Syuting kali ini berlokasikan di puncak bogor. Sebenarnya Rio sudah menawarinya untuk pergi dengan mereka sejak kemarin, namun karena urusan mendadak ia baru bisa datang hari ini.
Valerina menarik nafas dalam-dalam ketika sampai di lokasi syuting. Aroma pegunungan yang sejuk langsung menerpa wajahnya. Begitu damai dan lembut. Padang rumput yang luas dan indah terbentang di hadapannya, dan kini sudah berhiaskan balon-balon berwarna warni. Ia akan menari bersama anak-anak itu hari ini. Berputar bahagia. Ya, itulah skenarionya, menggambarkan kesehatan dan betapa bahagianya anak-anak itu.
“Ibu peli,” bisik seorang gadis kecil. Valerina membuka matanya dan menatap gadis kecil itu. “Ibu peli,” bisiknya lagi. Valerina mengerutkan keningnya, kemudian berlutut di hadapan gadis kecil itu, ia sedikit heran mendengar getaran di suara gadis itu.

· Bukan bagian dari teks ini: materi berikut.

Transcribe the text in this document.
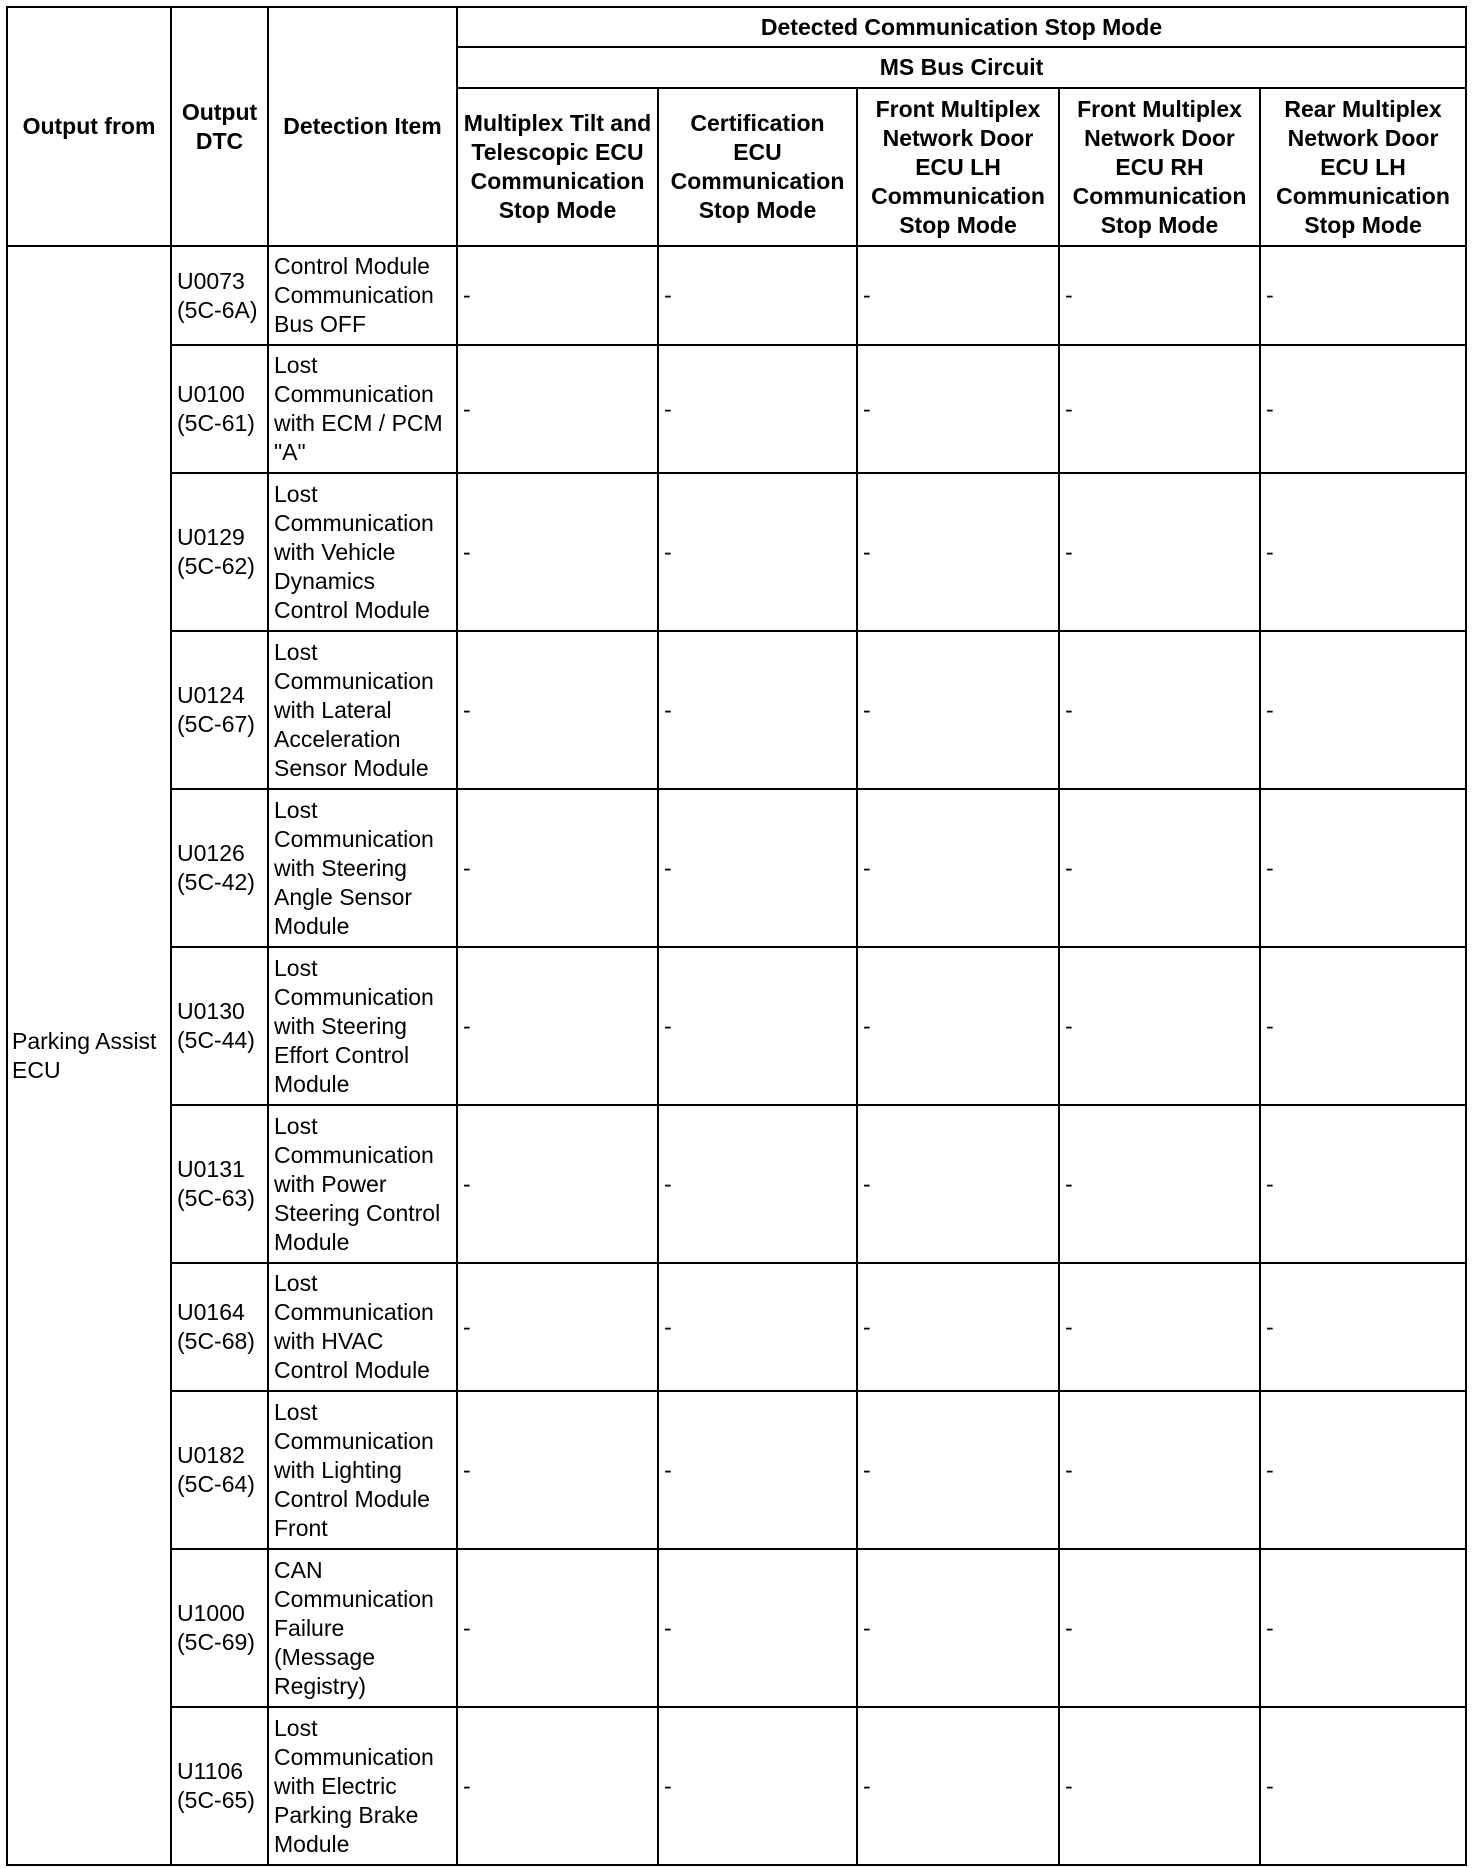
Output from	Output DTC	Detection Item	Detected Communication Stop Mode				
			MS Bus Circuit				
			Multiplex Tilt and Telescopic ECU Communication Stop Mode	Certification ECU Communication Stop Mode	Front Multiplex Network Door ECU LH Communication Stop Mode	Front Multiplex Network Door ECU RH Communication Stop Mode	Rear Multiplex Network Door ECU LH Communication Stop Mode
Parking Assist ECU	U0073 (5C-6A)	Control Module Communication Bus OFF	-	-	-	-	-
	U0100 (5C-61)	Lost Communication with ECM / PCM "A"	-	-	-	-	-
	U0129 (5C-62)	Lost Communication with Vehicle Dynamics Control Module	-	-	-	-	-
	U0124 (5C-67)	Lost Communication with Lateral Acceleration Sensor Module	-	-	-	-	-
	U0126 (5C-42)	Lost Communication with Steering Angle Sensor Module	-	-	-	-	-
	U0130 (5C-44)	Lost Communication with Steering Effort Control Module	-	-	-	-	-
	U0131 (5C-63)	Lost Communication with Power Steering Control Module	-	-	-	-	-
	U0164 (5C-68)	Lost Communication with HVAC Control Module	-	-	-	-	-
	U0182 (5C-64)	Lost Communication with Lighting Control Module Front	-	-	-	-	-
	U1000 (5C-69)	CAN Communication Failure (Message Registry)	-	-	-	-	-
	U1106 (5C-65)	Lost Communication with Electric Parking Brake Module	-	-	-	-	-
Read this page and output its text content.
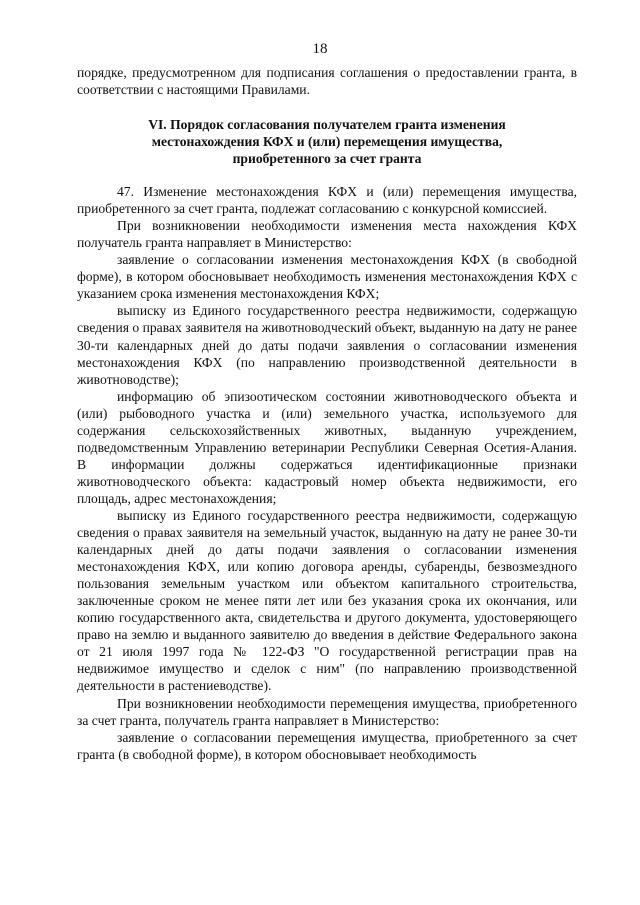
18

порядке, предусмотренном для подписания соглашения о предоставлении гранта, в соответствии с настоящими Правилами.

VI. Порядок согласования получателем гранта изменения
местонахождения КФХ и (или) перемещения имущества,
приобретенного за счет гранта

47. Изменение местонахождения КФХ и (или) перемещения имущества, приобретенного за счет гранта, подлежат согласованию с конкурсной комиссией.

При возникновении необходимости изменения места нахождения КФХ получатель гранта направляет в Министерство:

заявление о согласовании изменения местонахождения КФХ (в свободной форме), в котором обосновывает необходимость изменения местонахождения КФХ с указанием срока изменения местонахождения КФХ;

выписку из Единого государственного реестра недвижимости, содержащую сведения о правах заявителя на животноводческий объект, выданную на дату не ранее 30-ти календарных дней до даты подачи заявления о согласовании изменения местонахождения КФХ (по направлению производственной деятельности в животноводстве);

информацию об эпизоотическом состоянии животноводческого объекта и (или) рыбоводного участка и (или) земельного участка, используемого для содержания сельскохозяйственных животных, выданную учреждением, подведомственным Управлению ветеринарии Республики Северная Осетия-Алания. В информации должны содержаться идентификационные признаки животноводческого объекта: кадастровый номер объекта недвижимости, его площадь, адрес местонахождения;

выписку из Единого государственного реестра недвижимости, содержащую сведения о правах заявителя на земельный участок, выданную на дату не ранее 30-ти календарных дней до даты подачи заявления о согласовании изменения местонахождения КФХ, или копию договора аренды, субаренды, безвозмездного пользования земельным участком или объектом капитального строительства, заключенные сроком не менее пяти лет или без указания срока их окончания, или копию государственного акта, свидетельства и другого документа, удостоверяющего право на землю и выданного заявителю до введения в действие Федерального закона от 21 июля 1997 года № 122-ФЗ "О государственной регистрации прав на недвижимое имущество и сделок с ним" (по направлению производственной деятельности в растениеводстве).

При возникновении необходимости перемещения имущества, приобретенного за счет гранта, получатель гранта направляет в Министерство:

заявление о согласовании перемещения имущества, приобретенного за счет гранта (в свободной форме), в котором обосновывает необходимость
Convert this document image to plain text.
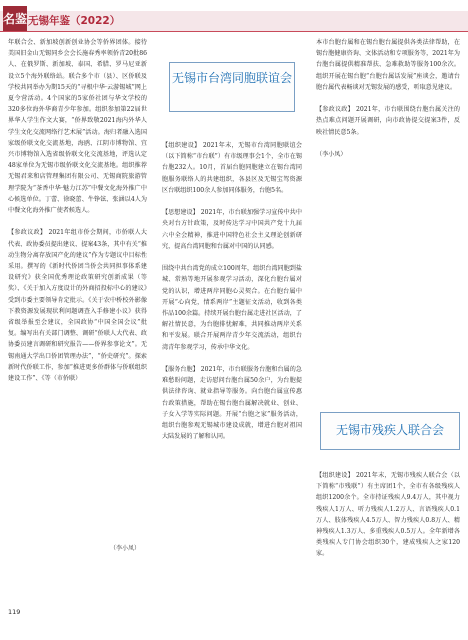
名鉴 无锡年鉴（2022）
年联合会、新加坡创新创业协会等侨界团体。接待美国旧金山无锡同乡会会长施春秀率领侨青20批86人、在俄罗斯、新加坡、泰国、希腊、罗马尼亚新设立5个海外联络站。联合多个市（县）、区侨联及学校共同举办为期15天的“寻根中华·云游锡城”网上夏令营活动。4个国家的5家侨社团与华文学校的320多位海外华裔青少年参加。组织参加第22届世界华人学生作文大赛，“侨界致敬2021海内外华人学生文化交流网络行艺术展”活动。海归者融入选国家级侨联文化交流基地，海鸥、江阴市博物馆、宜兴市博物馆入选省级侨联文化交流基地，评选认定48家单位为无锡市级侨联文化交流基地。组织推荐无锡君来和店管理集团有限公司、无锡商院旅游管理学院为“茶香中华·魅力江苏”中餐文化海外推广中心候选单位。丁蕾、徐晓蕾、牛铮铉、张涵以4人为中餐文化海外推广使者候选人。

【参政议政】 2021年组市侨会期间，市侨联人大代表、政协委员提出建议、提案43条，其中有关“推动生物分离存放国产化的建议”作为专题议中目标性采用。撰写的《新时代侨团当侨会共同担事体系建设研究》获全国优秀理论政策研究创新成果（等奖）、《关于加入方度设计的外商招投标中心的建议》受到市委主要领导肯定批示。《关于农中桥校外影像下教资源发展现状利问题调查入手修建小议》获得省级举报至会建议，全国政协“中国全国会议”批复。编写出有关部门调整、调研“侨联人大代表、政协委员建言调研和研究报告——侨界参事论文”。无锡南通大学出口侨团管理办法”，“侨史研究”。探索新时代侨联工作，参加“推进更多侨群体与侨联组织建设工作”、《等（市侨联）
（李小凤）
无锡市台湾同胞联谊会
【组织建设】 2021年末，无锡市台湾同胞联谊会（以下简称“市台联”）有市级理事会1个，全市在锡台胞232人。10月，首届台胞同胞建立在锡台湾同胞服务联络人的共建组织，各县区及无锡宝驾资源区台联组织100余人参加同体服务，台胞5名。

【思想建设】 2021年，市台联加强学习宣传中共中央对台方针政策，及时传达学习中国共产党十九届六中全会精神，推进中国特色社会主义理论创新研究，提高台湾同胞和台属对中国的认同感。

围绕中共台湾党的成立100周年，组织台湾同胞到盐城、常熟等地开展参观学习活动，深化台胞台属对党的认识，增进两岸同胞心灵契合。在台胞台属中开展“心向党，情系两岸”主题征文活动，收到各类作品100余篇。持续开展台胞台属走进社区活动，了解社情民意，为台胞排忧解难，共同推动两岸关系和平发展。联合开展两岸青少年交流活动，组织台湾青年参观学习，传承中华文化。

【服务台胞】 2021年，市台联服务台胞和台属的急难愁盼问题，走访慰问台胞台属50余户，为台胞提供法律咨询、就业指导等服务。向台胞台属宣传惠台政策措施，帮助在锡台胞台属解决就业、创业、子女入学等实际问题。开展“台胞之家”服务活动，组织台胞参观无锡城市建设成就，增进台胞对祖国大陆发展的了解和认同。
本市台胞台属和在锡台胞台属提供各类法律帮助，在锡台胞健康咨询、文体活动和专项服务等，2021年为台胞台属提供精准帮扶、急难救助等服务100余次。组织开展在锡台胞“台胞台属话发展”座谈会，邀请台胞台属代表畅谈对无锡发展的感受，听取意见建议。

【参政议政】 2021年，市台联围绕台胞台属关注的热点难点问题开展调研，向市政协提交提案3件，反映社情民意5条。

（李小凤）
无锡市残疾人联合会
【组织建设】 2021年末，无锡市残疾人联合会（以下简称“市残联”）有主席团1个，全市有各级残疾人组织1200余个。全市持证残疾人9.4万人，其中视力残疾人1万人、听力残疾人1.2万人、言语残疾人0.1万人、肢体残疾人4.5万人、智力残疾人0.8万人、精神残疾人1.3万人、多重残疾人0.5万人。全年新增各类残疾人专门协会组织30个，建成残疾人之家120家。
119
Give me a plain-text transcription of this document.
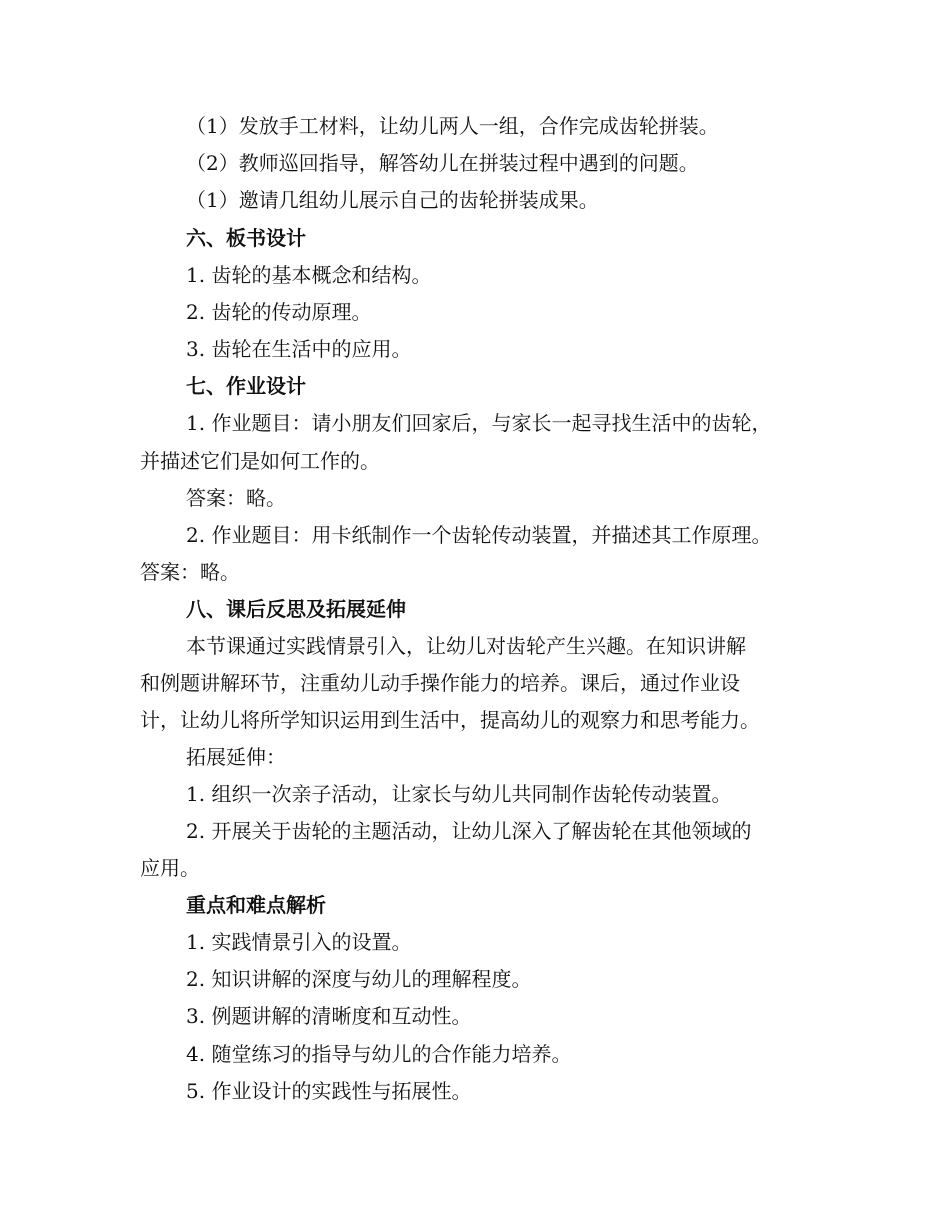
（1）发放手工材料，让幼儿两人一组，合作完成齿轮拼装。
（2）教师巡回指导，解答幼儿在拼装过程中遇到的问题。
（1）邀请几组幼儿展示自己的齿轮拼装成果。
六、板书设计
1. 齿轮的基本概念和结构。
2. 齿轮的传动原理。
3. 齿轮在生活中的应用。
七、作业设计
1. 作业题目：请小朋友们回家后，与家长一起寻找生活中的齿轮，
并描述它们是如何工作的。
答案：略。
2. 作业题目：用卡纸制作一个齿轮传动装置，并描述其工作原理。
答案：略。
八、课后反思及拓展延伸
本节课通过实践情景引入，让幼儿对齿轮产生兴趣。在知识讲解
和例题讲解环节，注重幼儿动手操作能力的培养。课后，通过作业设
计，让幼儿将所学知识运用到生活中，提高幼儿的观察力和思考能力。
拓展延伸：
1. 组织一次亲子活动，让家长与幼儿共同制作齿轮传动装置。
2. 开展关于齿轮的主题活动，让幼儿深入了解齿轮在其他领域的
应用。
重点和难点解析
1. 实践情景引入的设置。
2. 知识讲解的深度与幼儿的理解程度。
3. 例题讲解的清晰度和互动性。
4. 随堂练习的指导与幼儿的合作能力培养。
5. 作业设计的实践性与拓展性。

“Hai cantik, siapa namamu?” tanyanya lembut. Gadis kecil itu menatap wajah Valerina tak berkedip. “Mana mamamu?” tanyanya lagi, mengedarkan pandangannya ke sekeliling padang rumput yang cukup ramai. Namun ia tidak mendapati seorang ibu yang tengah sibuk mencari anaknya.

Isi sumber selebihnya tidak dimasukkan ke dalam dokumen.